In the wake of a similar decision by the UK, the Netherlands has asked its retail chains to clearly label Israeli products made beyond the 1949 ceasefire line, as not being made in Israel.
This decision follows an EU recommendation for its member states to boycott goods from Jewish communities in that area, which includes Judea, Samaria, eastern Jerusalem and the Golan Heights. Guidelines were published in 2012 after a meeting by EU foreign ministers that said that "the European Union and its members are obligated to fully and effectively implement existing EU legislation and agreements with Israel regarding products from the settlements."
On Wednesday a circular from the Dutch Foreign Ministry, placed on the website of the Ministry of Economic Affairs, advised stores to replace the existing "Made in Israel" labels with labels reading “Product from Israeli settlement (West Bank/Golan Height /East Jerusalem).”
There will, however, be no punitive measures for those retailers who choose not to comply and the Netherlands is not making it illegal to import products from these areas.
This labeling will affect chicken, cosmetics, eggs, fish, fresh fruit, honey, meat, vegetables and wine.
Ynet is reporting that the Foreign Ministry has responded to the decision by saying, "If the purpose of labeling settlement goods is to inform the public that the origin of the product is from a disputed area, then all products from all disputed areas in the world must be marked.
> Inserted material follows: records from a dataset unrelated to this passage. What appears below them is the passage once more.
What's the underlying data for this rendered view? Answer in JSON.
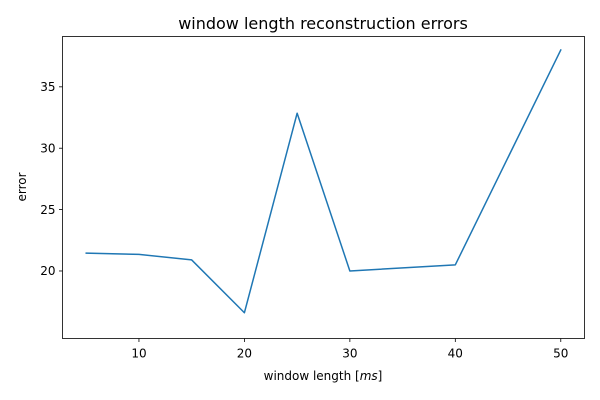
{
  "chart_data": {
    "type": "line",
    "title": "window length reconstruction errors",
    "xlabel": "window length [",
    "xlabel_unit": "ms",
    "xlabel_suffix": "]",
    "ylabel": "error",
    "xlim": [
      2.75,
      52.25
    ],
    "ylim": [
      14.5,
      39.1
    ],
    "xticks": [
      10,
      20,
      30,
      40,
      50
    ],
    "yticks": [
      20,
      25,
      30,
      35
    ],
    "grid": false,
    "series": [
      {
        "color": "#1f77b4",
        "x": [
          5,
          10,
          15,
          20,
          25,
          30,
          40,
          50
        ],
        "y": [
          21.45,
          21.35,
          20.9,
          16.6,
          32.85,
          20.0,
          20.5,
          38.0
        ]
      }
    ]
  }
}
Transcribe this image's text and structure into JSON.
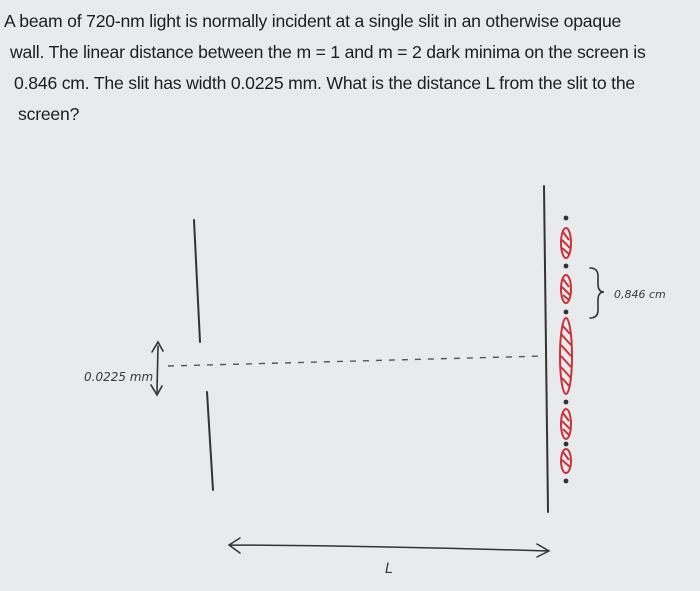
{
  "question": {
    "line1": "A beam of 720-nm light is normally incident at a single slit in an otherwise opaque",
    "line2": "wall. The linear distance between the m = 1 and m = 2 dark minima on the screen is",
    "line3": "0.846 cm. The slit has width 0.0225 mm. What is the distance L from the slit to the",
    "line4": "screen?"
  },
  "sketch": {
    "slit_width_label": "0.0225 mm",
    "minima_distance_label": "0,846 cm",
    "distance_label": "L",
    "fringe_color": "#c8323a",
    "ink_color": "#333333"
  }
}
Otherwise, it is blatant discrimination against Israel."
"Settlement products, like the products from within the Green Line are proudly blue and white. The State of Israel will stand united against any attempt to boycott its products," their spokesman added.
This could be a further step in what is becoming an international trend and a major concern to Israel. In August last year, South Africa implemented a measure requiring special labeling for goods which originate from Israeli settlements. These products will no longer receive the "Made in Israel" label. At the time Israel's Foreign Ministry said that this requirement was "totally unacceptable" and "blatant discrimination".
Ireland and Denmark have shown their support for a similar labeling initiative.